Intellegens Alchemite engine
Alchemite is a deep learning method that builds a machine learning model from a sparse and noisy dataset, such as the experimental data typically found in the materials or manufacturing sectors.
It uses a deep and iterative multiple-imputation method to bridge gaps in the dataset and build a model where most other machine learning methods would fail, require significant data preparation, or impose limitations on the outputs.
In addition to handling sparse, noisy data, Alchemite uses an advanced method (non-parametric probability distributions) to quantify uncertainty when imputing or predicting data. This provides valuable guidance on data quality, and which predictions are likeliest to succeed.
Key features of the engine
- Exploit sparse, noisy data where other machine learning methods fail.
- Quickly generate a model with little need for data cleaning or manual input of starting assumptions.
- Build a model that encompasses all available information, finding inter-relationships missed by traditional approaches that treat design, test and process data separately.
- Uncertainty quantification allows you to make rational decisions about where to focus time and effort.
- Optimize multiple targets to design practical processes that will lead to commercially successful solutions.
Overview of the algorithm
The Alchemite algorithm takes a neural network and applies an iterative multiple-imputation method. The feature matrix is split into training and test datasets. The latter is used to validate the model once it reaches convergence.
- Input a complete set of descriptors for the system (input features, for example, process parameters) and a sparse set of endpoints (output features, for example, material properties).
- Estimate the missing values. The algorithm starts by using the average of all other values for that property in the training dataset.

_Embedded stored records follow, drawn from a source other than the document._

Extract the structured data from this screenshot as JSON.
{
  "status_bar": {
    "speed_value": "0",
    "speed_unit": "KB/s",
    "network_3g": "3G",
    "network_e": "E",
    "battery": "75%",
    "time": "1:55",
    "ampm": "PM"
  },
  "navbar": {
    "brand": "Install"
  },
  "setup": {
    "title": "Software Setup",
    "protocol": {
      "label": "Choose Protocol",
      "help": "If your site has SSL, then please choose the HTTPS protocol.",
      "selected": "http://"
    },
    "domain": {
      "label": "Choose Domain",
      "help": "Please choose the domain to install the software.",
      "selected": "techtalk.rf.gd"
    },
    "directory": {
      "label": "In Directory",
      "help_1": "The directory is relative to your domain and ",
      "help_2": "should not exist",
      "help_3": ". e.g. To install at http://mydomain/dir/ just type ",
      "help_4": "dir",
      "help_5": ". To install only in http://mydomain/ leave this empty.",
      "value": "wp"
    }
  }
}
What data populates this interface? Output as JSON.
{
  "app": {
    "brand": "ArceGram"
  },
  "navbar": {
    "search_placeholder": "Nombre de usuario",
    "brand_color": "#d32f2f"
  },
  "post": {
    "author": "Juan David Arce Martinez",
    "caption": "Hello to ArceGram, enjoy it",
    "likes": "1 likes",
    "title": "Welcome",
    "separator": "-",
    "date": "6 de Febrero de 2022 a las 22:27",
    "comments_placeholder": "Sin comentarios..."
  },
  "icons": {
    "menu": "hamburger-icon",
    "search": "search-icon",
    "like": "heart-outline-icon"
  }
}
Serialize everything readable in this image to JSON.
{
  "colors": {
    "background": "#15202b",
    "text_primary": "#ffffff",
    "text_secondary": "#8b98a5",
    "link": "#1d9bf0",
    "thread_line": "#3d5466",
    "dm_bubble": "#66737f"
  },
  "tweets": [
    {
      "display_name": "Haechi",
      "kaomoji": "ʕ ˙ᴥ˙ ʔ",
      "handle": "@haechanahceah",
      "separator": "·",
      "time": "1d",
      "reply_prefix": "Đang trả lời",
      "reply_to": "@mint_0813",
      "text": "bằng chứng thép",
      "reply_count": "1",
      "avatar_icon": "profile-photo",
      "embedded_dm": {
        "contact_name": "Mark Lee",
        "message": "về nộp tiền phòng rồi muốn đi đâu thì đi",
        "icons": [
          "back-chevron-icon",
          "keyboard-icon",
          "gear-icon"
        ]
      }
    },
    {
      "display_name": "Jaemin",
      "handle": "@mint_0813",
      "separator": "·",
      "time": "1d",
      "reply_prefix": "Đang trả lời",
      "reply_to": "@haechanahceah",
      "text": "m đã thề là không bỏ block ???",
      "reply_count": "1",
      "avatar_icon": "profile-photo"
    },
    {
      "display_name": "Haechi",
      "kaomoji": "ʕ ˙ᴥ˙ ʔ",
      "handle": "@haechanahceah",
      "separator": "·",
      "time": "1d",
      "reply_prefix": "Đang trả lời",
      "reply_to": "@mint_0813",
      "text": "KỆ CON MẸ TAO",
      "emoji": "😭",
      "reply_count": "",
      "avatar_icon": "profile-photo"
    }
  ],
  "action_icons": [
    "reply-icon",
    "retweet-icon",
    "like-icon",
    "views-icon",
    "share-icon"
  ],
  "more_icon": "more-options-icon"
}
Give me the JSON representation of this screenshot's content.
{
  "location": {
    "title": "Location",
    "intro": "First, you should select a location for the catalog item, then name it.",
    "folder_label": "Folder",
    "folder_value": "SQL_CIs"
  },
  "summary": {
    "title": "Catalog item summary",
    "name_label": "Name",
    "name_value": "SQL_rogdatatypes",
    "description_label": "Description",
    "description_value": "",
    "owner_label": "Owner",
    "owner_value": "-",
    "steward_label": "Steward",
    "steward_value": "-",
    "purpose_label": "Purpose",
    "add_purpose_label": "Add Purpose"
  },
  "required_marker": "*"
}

- Use all values to train a standard neural network, with the parameters of the neural network considered as hyperparameters of the model. The neural network takes all input and output feature values as inputs, and predicts all output feature values, taking care not to use a given property value to predict itself. This neural network identifies both input-output correlations as well as output-output correlations, to train an accurate model and guide extrapolation.
- Train multiple neural networks with different weights on each row of the training data, using a bootstrapping approach. The average prediction of these neural networks is used as the model prediction, with the standard deviation between predictions delivering an estimate of uncertainty.
- Iteratively predict values to impute gaps in the original sparse endpoint data using the trained neural network, and train an improved neural network using these predicted values in place of the original estimates.
- At each iterative pass, predictions are 'softened' by combining with those from the previous pass. The iterative improvement of the neural network model and imputed values is repeated until convergence is reached.
- Validate results using the test dataset. The algorithm tests how accurately the model can predict the values in the test set (as illustrated below) to select optimal model hyperparameters such as the size of the network.